Death by Inbox –3 tips to save your life
If you regularly get your inbox to zero then this blog is not for you-though you may want to share it with your overwhelmed co-workers. This information is for those of you who feel that your inbox is trying to ruin your life or for those like my client who had a record 39,000 emails in his active inbox (you know who you are!) until we spent the day together and did these 3 steps.

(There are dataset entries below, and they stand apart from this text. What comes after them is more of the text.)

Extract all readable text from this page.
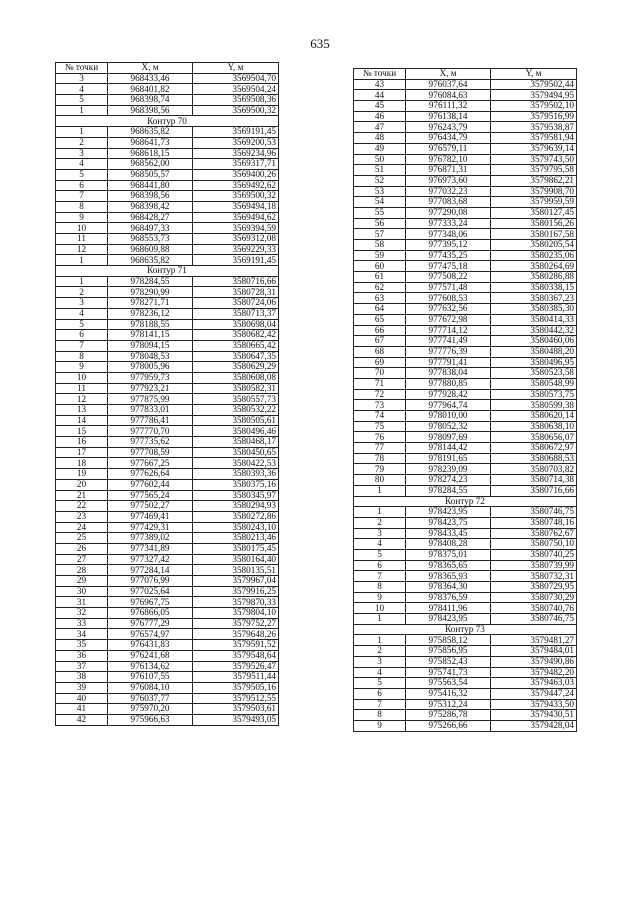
635
№ точки	X, м	Y, м
3	968433,46	3569504,70
4	968401,82	3569504,24
5	968398,74	3569508,36
1	968398,56	3569500,32
Контур 70		
1	968635,82	3569191,45
2	968641,73	3569200,53
3	968618,15	3569234,96
4	968562,00	3569317,71
5	968505,57	3569400,26
6	968441,80	3569492,62
7	968398,56	3569500,32
8	968398,42	3569494,18
9	968428,27	3569494,62
10	968497,33	3569394,59
11	968553,73	3569312,08
12	968609,88	3569229,33
1	968635,82	3569191,45
Контур 71		
1	978284,55	3580716,66
2	978290,99	3580728,31
3	978271,71	3580724,06
4	978236,12	3580713,37
5	978188,55	3580698,04
6	978141,15	3580682,42
7	978094,15	3580665,42
8	978048,53	3580647,35
9	978005,96	3580629,29
10	977959,73	3580608,08
11	977923,21	3580582,31
12	977875,99	3580557,73
13	977833,01	3580532,22
14	977786,41	3580505,61
15	977770,70	3580496,46
16	977735,62	3580468,17
17	977708,59	3580450,65
18	977667,25	3580422,53
19	977626,64	3580393,36
20	977602,44	3580375,16
21	977565,24	3580345,97
22	977502,27	3580294,93
23	977469,41	3580272,86
24	977429,31	3580243,10
25	977389,02	3580213,46
26	977341,89	3580175,45
27	977327,42	3580164,40
28	977284,14	3580135,51
29	977076,99	3579967,04
30	977025,64	3579916,25
31	976967,75	3579870,33
32	976866,05	3579804,10
33	976777,29	3579752,27
34	976574,97	3579648,26
35	976431,83	3579591,52
36	976241,68	3579548,64
37	976134,62	3579526,47
38	976107,55	3579511,44
39	976084,10	3579505,16
40	976037,77	3579512,55
41	975970,20	3579503,61
42	975966,63	3579493,05
№ точки	X, м	Y, м
43	976037,64	3579502,44
44	976084,63	3579494,95
45	976111,32	3579502,10
46	976138,14	3579516,99
47	976243,79	3579538,87
48	976434,79	3579581,94
49	976579,11	3579639,14
50	976782,10	3579743,50
51	976871,31	3579795,58
52	976973,60	3579862,21
53	977032,23	3579908,70
54	977083,68	3579959,59
55	977290,08	3580127,45
56	977333,24	3580156,26
57	977348,06	3580167,58
58	977395,12	3580205,54
59	977435,25	3580235,06
60	977475,18	3580264,69
61	977508,22	3580286,88
62	977571,48	3580338,15
63	977608,53	3580367,23
64	977632,56	3580385,30
65	977672,98	3580414,33
66	977714,12	3580442,32
67	977741,49	3580460,06
68	977776,39	3580488,20
69	977791,41	3580496,95
70	977838,04	3580523,58
71	977880,85	3580548,99
72	977928,42	3580573,75
73	977964,74	3580599,38
74	978010,00	3580620,14
75	978052,32	3580638,10
76	978097,69	3580656,07
77	978144,42	3580672,97
78	978191,65	3580688,53
79	978239,09	3580703,82
80	978274,23	3580714,38
1	978284,55	3580716,66
Контур 72		
1	978423,95	3580746,75
2	978423,75	3580748,16
3	978433,45	3580762,67
4	978408,28	3580750,10
5	978375,01	3580740,25
6	978365,65	3580739,99
7	978365,93	3580732,31
8	978364,30	3580729,95
9	978376,59	3580730,29
10	978411,96	3580740,76
1	978423,95	3580746,75
Контур 73		
1	975858,12	3579481,27
2	975856,95	3579484,01
3	975852,43	3579490,86
4	975741,73	3579482,20
5	975563,54	3579463,03
6	975416,32	3579447,24
7	975312,24	3579433,50
8	975286,78	3579430,51
9	975266,66	3579428,04
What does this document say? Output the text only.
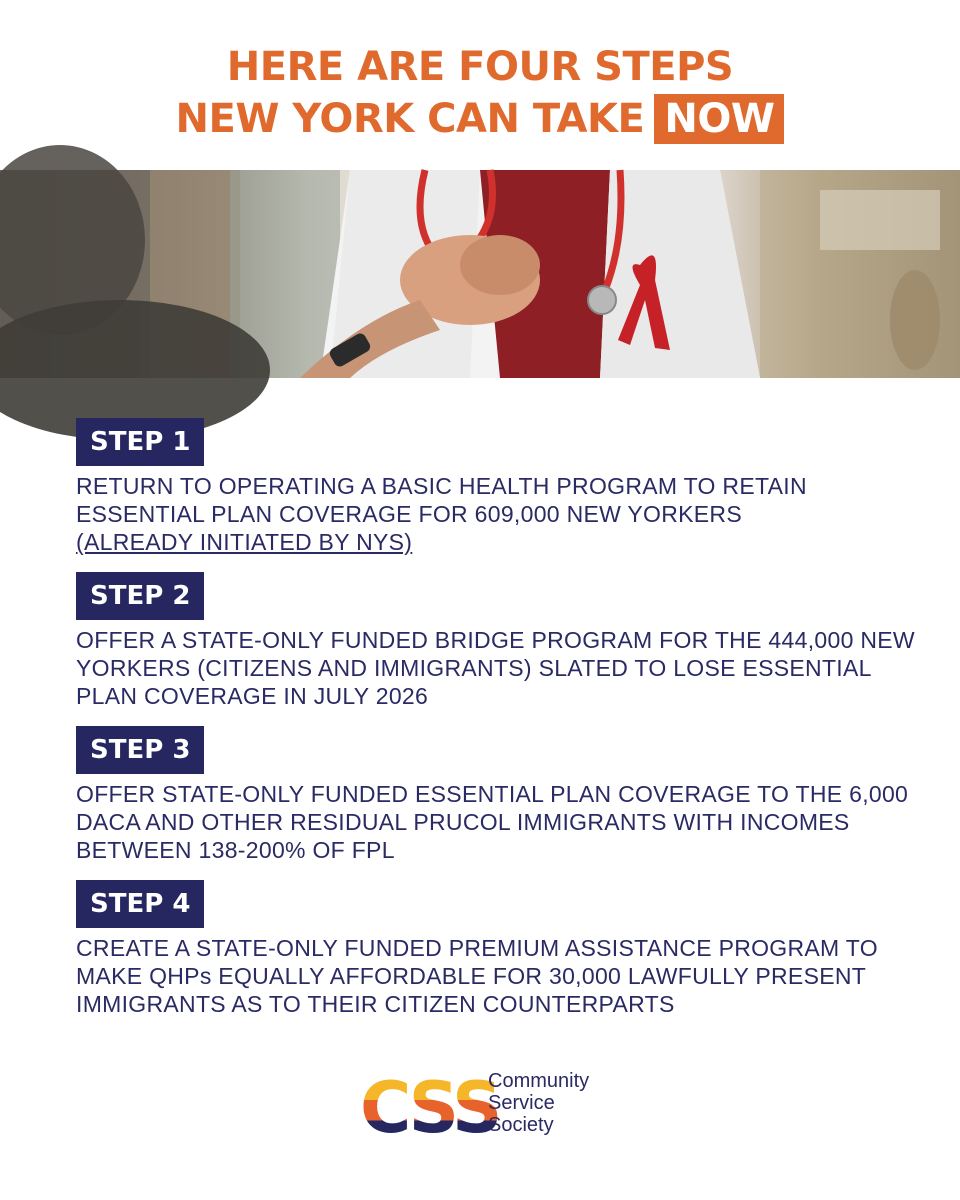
HERE ARE FOUR STEPS
NEW YORK CAN TAKE NOW
STEP 1
RETURN TO OPERATING A BASIC HEALTH PROGRAM TO RETAIN ESSENTIAL PLAN COVERAGE FOR 609,000 NEW YORKERS
(ALREADY INITIATED BY NYS)
STEP 2
OFFER A STATE-ONLY FUNDED BRIDGE PROGRAM FOR THE 444,000 NEW YORKERS (CITIZENS AND IMMIGRANTS) SLATED TO LOSE ESSENTIAL PLAN COVERAGE IN JULY 2026
STEP 3
OFFER STATE-ONLY FUNDED ESSENTIAL PLAN COVERAGE TO THE 6,000 DACA AND OTHER RESIDUAL PRUCOL IMMIGRANTS WITH INCOMES BETWEEN 138-200% OF FPL
STEP 4
CREATE A STATE-ONLY FUNDED PREMIUM ASSISTANCE PROGRAM TO MAKE QHPs EQUALLY AFFORDABLE FOR 30,000 LAWFULLY PRESENT IMMIGRANTS AS TO THEIR CITIZEN COUNTERPARTS
CSS
Community
Service
Society
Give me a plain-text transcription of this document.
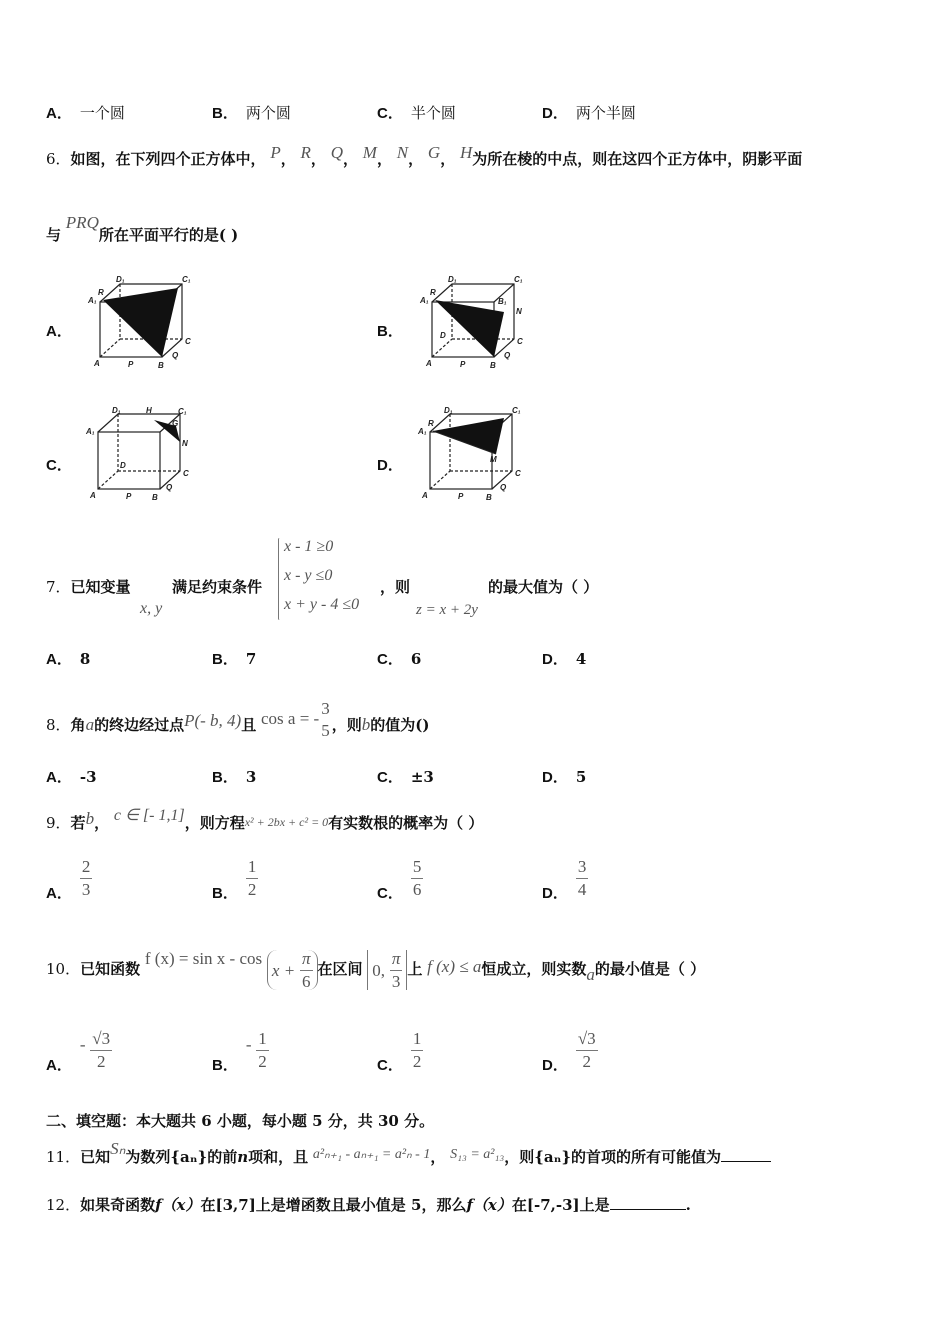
A． 一个圆	B． 两个圆	C． 半个圆	D． 两个半圆
6．如图，在下列四个正方体中， P， R， Q， M， N， G， H为所在棱的中点，则在这四个正方体中，阴影平面
与 PRQ所在平面平行的是( )
A．	B．
C．	D．
D₁	C₁
A₁
R
C
A	P	B
Q
D₁	C₁
A₁
R
B₁
N
D
C
A	P	B
Q
D₁	H	C₁
A₁
G
N
D
C
A	P	B
Q
D₁	C₁
A₁
R
M
C
A	P	B
Q
7．已知变量
x, y
满足约束条件
x - 1 ≥0
x - y ≤0
x + y - 4 ≤0
，则
z = x + 2y
的最大值为（ ）
A． 8	B． 7	C． 6	D． 4
8．角a的终边经过点P(- b, 4)且 cos a = -
3
5 ，则b的值为()
A． -3	B． 3	C． ±3	D． 5
9．若b， c ∈ [- 1,1]，则方程x² + 2bx + c² = 0有实数根的概率为（ ）
A． $\frac{2}{3}$	B． $\frac{1}{2}$	C． $\frac{5}{6}$	D． $\frac{3}{4}$
10．已知函数 f $(x) = \sin x - \cos x + \frac{\pi}{6}$ 在区间 0, $\frac{\pi}{3}$ 上 f (x) ≤ a恒成立，则实数a的最小值是（ ）
A．- $\frac{√3}{2}$	B．- $\frac{1}{2}$	C． $\frac{1}{2}$	D． $\frac{√3}{2}$
二、填空题：本大题共 6 小题，每小题 5 分，共 30 分。
11．已知Sₙ为数列{aₙ}的前n项和，且 a²ₙ₊₁ - aₙ₊₁ = a²ₙ - 1， S₁₃ = a²₁₃，则{aₙ}的首项的所有可能值为
12．如果奇函数f（x）在[3,7]上是增函数且最小值是 5，那么f（x）在[-7,-3]上是	.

Step 1-Dedicated time to clean it out is a must/an emergency:
Have you ever had an infected tooth? It hurts and then it stops and then it hurts a million times worse and soon you are not able to function until you go and see a dentist and take care of it. Am I comparing your inbox to an infected, fetid tooth? Yep! No inbox advice is going to help you until you do Step 1.
You are going to need a block of time when you are doing nothing else except to clean out your inbox—which as you already know is done by sorting by alpha and then ruthlessly deleting, deferring (to a folder) or doing (only if it takes less than two minutes). Be conscious about how you set up your folders keeping in mind how your brain works and what your filing habits are. The amount of time you are going to need is directly correlated to how many emails you have to deal with. Most of my clients need 6-8 hours. One final tip—choose a time when inflow is less or down in your business. For most people, it means working on a weekend—but so worth it if it changes your inbox forever. Put on some great music and go for it.
Step 2-Set rules to send promotional emails to another folder:
Set a rule in your email platform that sends every email with the word “Unsubscribe” to a separate folder before you even see it. This is a game changer as it reduces overwhelm. Now you can check that folder on your own time instead of having all of that non-urgent communication in your main inbox. (Ask your IT department for help if you don’t know how to do this).
Step 3-(is a rhyme) Delete as you reply or you will die:
I just emailed a colleague to book a 30-minute call. It took two emails to agree to a time, then I sent an invite and then he accepted it. That is a total of six emails for one, 30-minute meeting. If you are going to stay on top of it you have to delete (or file in a folder) the email chain as you go or you will be back where you started in a week.